Let us discover together the natural product of ordinals α ▪ β, also known as the Hessenberg product as well as the Hausdorff product and commonly also denoted by α ⊗ β or α ⊙ β, and indeed often enough denoted by simple juxtaposition αβ. Just as we did previously with the natural sum of ordinals, we shall have here several alternative but equivalent accounts of the natural product of ordinals—five independent accounts in all of the natural product. To my way of thinking, these different approaches to the concept proceed from and express various philosophical perspectives on how to interact with and understand the ordinals.
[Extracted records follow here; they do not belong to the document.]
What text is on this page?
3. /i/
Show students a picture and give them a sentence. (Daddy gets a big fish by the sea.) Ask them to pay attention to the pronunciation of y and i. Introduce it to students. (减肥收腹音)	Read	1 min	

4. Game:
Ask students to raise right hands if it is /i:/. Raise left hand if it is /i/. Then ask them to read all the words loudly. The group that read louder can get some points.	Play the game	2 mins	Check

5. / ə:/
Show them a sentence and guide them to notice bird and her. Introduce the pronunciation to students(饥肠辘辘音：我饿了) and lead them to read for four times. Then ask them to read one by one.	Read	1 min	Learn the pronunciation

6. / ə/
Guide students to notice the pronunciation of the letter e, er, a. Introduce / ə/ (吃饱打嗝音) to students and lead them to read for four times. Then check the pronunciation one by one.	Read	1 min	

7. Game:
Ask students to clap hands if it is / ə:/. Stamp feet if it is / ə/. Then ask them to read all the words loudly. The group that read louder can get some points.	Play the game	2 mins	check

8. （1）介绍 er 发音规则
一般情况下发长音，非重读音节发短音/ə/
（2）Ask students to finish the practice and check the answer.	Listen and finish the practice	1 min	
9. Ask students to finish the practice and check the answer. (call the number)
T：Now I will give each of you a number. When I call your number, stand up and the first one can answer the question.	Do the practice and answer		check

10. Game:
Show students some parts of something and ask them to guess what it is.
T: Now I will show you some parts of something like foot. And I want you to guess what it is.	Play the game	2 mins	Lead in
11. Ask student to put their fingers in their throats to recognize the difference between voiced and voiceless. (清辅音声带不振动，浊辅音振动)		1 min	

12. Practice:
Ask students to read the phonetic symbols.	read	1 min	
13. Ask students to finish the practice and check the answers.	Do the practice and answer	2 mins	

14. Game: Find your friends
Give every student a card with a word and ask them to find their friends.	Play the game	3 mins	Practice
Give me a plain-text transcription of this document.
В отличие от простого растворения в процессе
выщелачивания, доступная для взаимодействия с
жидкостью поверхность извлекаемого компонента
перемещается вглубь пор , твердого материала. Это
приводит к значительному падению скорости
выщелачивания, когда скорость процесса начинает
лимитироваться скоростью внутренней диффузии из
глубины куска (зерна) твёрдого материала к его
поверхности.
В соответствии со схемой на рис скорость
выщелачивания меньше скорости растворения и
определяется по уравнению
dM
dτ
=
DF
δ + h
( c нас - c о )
In particular, we shall have a purely order-theoretic account, the merge product α ▪ β, which I prefer to conceive as the principal semantic concept, although in mathematical practice this is less often given as the main definition; next a computational account I shall denote by α ⊗ β, based on the Cantor normal form, along with a closely related formal polynomial account α ⊛ β; after this, we shall have a definition of the natural product α ⊙ β by transfinite recursion; and finally, the multiplication of ordinals that arises in the surreal numbers α • β. Ultimately, we shall prove that all five notions are identical—they are different equivalent ways of looking at the same operation, the natural product, which in the end we shall often denote simply by αβ.

The argument is subtle, certainly not routine, and so I shall be glad to give a slow, careful presentation here. I am especially glad to do so because to my way of thinking, this is a core result about the natural product, but unfortunately, the full result is not commonly available in one place—one finds it piecemeal, stated and proved only partially and indeed it is often stated without any proof.

So let’s get into the fine details of what I regard as a fundamental illuminating result on the nature of the ordinals, regarding one of the most beautiful and natural operations on the ordinals, the natural product.